Imagined for a site on Wilshire Boulevard in Los Angeles, this is one of a number of important theoretical works Denari designed in the 1990s. Devoid of human figures or greenery, the drawing portrays a highly technological vision of architecture produced, ironically, not by machine but laboriously by hand. The heavy shadowing and stark surfaces suggest both the anxiety and the euphoria of the twentieth-century relationship with the machine, a love-hate dynamic still evident today. Denari’s project portrays the moment when the two worlds merge—when, in the words of Italian author Italo Calvino, “The iron machines still exist, but they obey the orders of weightless bits.”
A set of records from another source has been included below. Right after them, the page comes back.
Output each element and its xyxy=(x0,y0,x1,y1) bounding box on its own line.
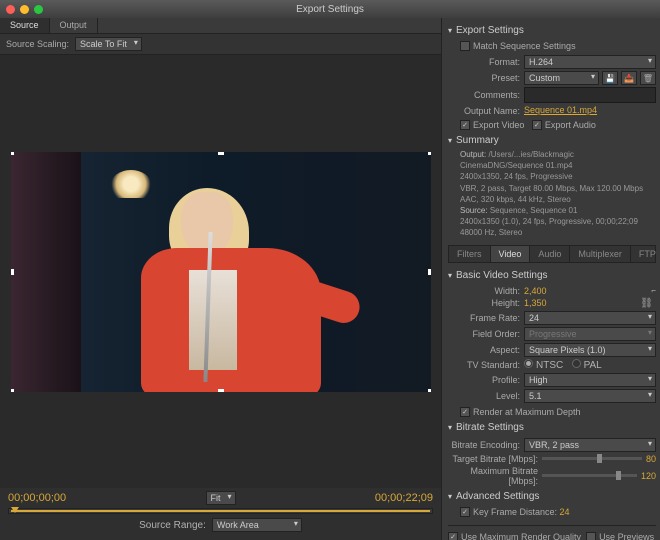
import-preset-icon[interactable]: 📥 xyxy=(621,71,637,85)
match-sequence-checkbox[interactable] xyxy=(460,41,470,51)
link-dimensions-icon[interactable]: ⛓ xyxy=(637,298,656,309)
tab-filters[interactable]: Filters xyxy=(449,246,491,262)
bitrate-header[interactable]: Bitrate Settings xyxy=(448,419,656,436)
match-sequence-label: Match Sequence Settings xyxy=(473,41,576,51)
render-max-depth-checkbox[interactable]: ✓ xyxy=(460,407,470,417)
format-label: Format: xyxy=(448,57,520,67)
playhead-icon[interactable] xyxy=(11,507,19,513)
window-controls xyxy=(6,5,43,14)
tab-multiplexer[interactable]: Multiplexer xyxy=(570,246,631,262)
advanced-header[interactable]: Advanced Settings xyxy=(448,488,656,505)
save-preset-icon[interactable]: 💾 xyxy=(602,71,618,85)
timecode-in[interactable]: 00;00;00;00 xyxy=(8,492,66,504)
source-range-label: Source Range: xyxy=(139,520,206,531)
timecode-out[interactable]: 00;00;22;09 xyxy=(375,492,433,504)
fit-dropdown[interactable]: Fit xyxy=(206,491,236,505)
delete-preset-icon[interactable]: 🗑 xyxy=(640,71,656,85)
max-bitrate-value[interactable]: 120 xyxy=(641,471,656,481)
output-name-link[interactable]: Sequence 01.mp4 xyxy=(524,105,597,115)
comments-label: Comments: xyxy=(448,90,520,100)
zoom-icon[interactable] xyxy=(34,5,43,14)
target-bitrate-slider[interactable] xyxy=(542,457,642,460)
tab-audio[interactable]: Audio xyxy=(530,246,570,262)
summary-header[interactable]: Summary xyxy=(448,132,656,149)
ntsc-radio[interactable] xyxy=(524,359,533,368)
source-scaling-label: Source Scaling: xyxy=(6,39,69,49)
summary-source: Source: Sequence, Sequence 01 2400x1350 … xyxy=(448,205,656,239)
preview-tabs: Source Output xyxy=(0,18,441,34)
close-icon[interactable] xyxy=(6,5,15,14)
width-value[interactable]: 2,400 xyxy=(524,286,547,296)
tab-output[interactable]: Output xyxy=(50,18,98,33)
max-bitrate-slider[interactable] xyxy=(542,474,637,477)
bitrate-encoding-dropdown[interactable]: VBR, 2 pass xyxy=(524,438,656,452)
target-bitrate-value[interactable]: 80 xyxy=(646,454,656,464)
frame-rate-dropdown[interactable]: 24 xyxy=(524,311,656,325)
preset-label: Preset: xyxy=(448,73,520,83)
export-video-checkbox[interactable]: ✓ xyxy=(460,120,470,130)
field-order-dropdown: Progressive xyxy=(524,327,656,341)
tab-video[interactable]: Video xyxy=(491,246,531,262)
source-scaling-dropdown[interactable]: Scale To Fit xyxy=(75,37,142,51)
timeline[interactable] xyxy=(8,508,433,514)
profile-dropdown[interactable]: High xyxy=(524,373,656,387)
minimize-icon[interactable] xyxy=(20,5,29,14)
source-range-dropdown[interactable]: Work Area xyxy=(212,518,302,532)
export-audio-checkbox[interactable]: ✓ xyxy=(532,120,542,130)
use-previews-checkbox[interactable] xyxy=(586,532,596,540)
titlebar: Export Settings xyxy=(0,0,660,18)
settings-tabs: Filters Video Audio Multiplexer FTP xyxy=(448,245,656,263)
tab-ftp[interactable]: FTP xyxy=(631,246,660,262)
summary-output: Output: /Users/...ies/Blackmagic CinemaD… xyxy=(448,149,656,205)
window-title: Export Settings xyxy=(296,4,364,15)
preview-area xyxy=(0,55,441,488)
format-dropdown[interactable]: H.264 xyxy=(524,55,656,69)
comments-input[interactable] xyxy=(524,87,656,103)
preview-image[interactable] xyxy=(11,152,431,392)
preset-dropdown[interactable]: Custom xyxy=(524,71,599,85)
keyframe-value[interactable]: 24 xyxy=(560,507,570,517)
level-dropdown[interactable]: 5.1 xyxy=(524,389,656,403)
max-quality-checkbox[interactable]: ✓ xyxy=(448,532,458,540)
height-value[interactable]: 1,350 xyxy=(524,298,547,308)
keyframe-checkbox[interactable]: ✓ xyxy=(460,507,470,517)
basic-video-header[interactable]: Basic Video Settings xyxy=(448,267,656,284)
tab-source[interactable]: Source xyxy=(0,18,50,33)
export-settings-header[interactable]: Export Settings xyxy=(448,22,656,39)
pal-radio[interactable] xyxy=(572,359,581,368)
output-name-label: Output Name: xyxy=(448,106,520,116)
aspect-dropdown[interactable]: Square Pixels (1.0) xyxy=(524,343,656,357)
Gallery label from Applied Design, March 2, 2013–January 31, 2014.
These elevations of Neil Denari's School Prototype No. 5 are emblematic of the singular language of design and graphic expression that Denari has developed since establishing his office, COR-TEX, in New York in 1986. Designed for a site on Wilshire Boulevard, Los Angeles (the city to which COR-TEX relocated in 1988), the school project is one of a number of important theoretical works, including several competition entries, that Denari undertook in the 1990s. The building embraces a frank functional expressivity. Each space assumes an optimized shape, creating an architectural body whose organs are clearly identifiable.
Devoid of what may be called natural life—human figures or greenery—Denari's drawings portray a highly technological vision of architecture. Their airbrushed inks and Pantone colors are as cool as the metallic surfaces they portray. A rationalized vocabulary defines the two-dimensional space of the drawing as well: gridded backgrounds, metric devices, and other drafting conventions, many of them rather arcane to the casual viewer, create a dense text, a techno-incunabulum. Ironically, this visual lexicon is produced not by machine but by hand, and laboriously. Nor can the drawings be considered truly objective: the heavy shadowing and stark surfaces suggest both the anxiety and the euphoria of the twentieth century's love of the machine—a love-hate relationship certainly still evident in the cyberworld we inhabit today. Denari's project portrays the moment when the two worlds merge. In Italo Calvino's words, "The iron machines still exist, but they obey the orders of weightless bits."
Publication excerpt from an essay by Terence Riley, in Matilda McQuaid, ed., Envisioning Architecture: Drawings from The Museum of Modern Art, New York: The Museum of Modern Art, 2002, p. 240.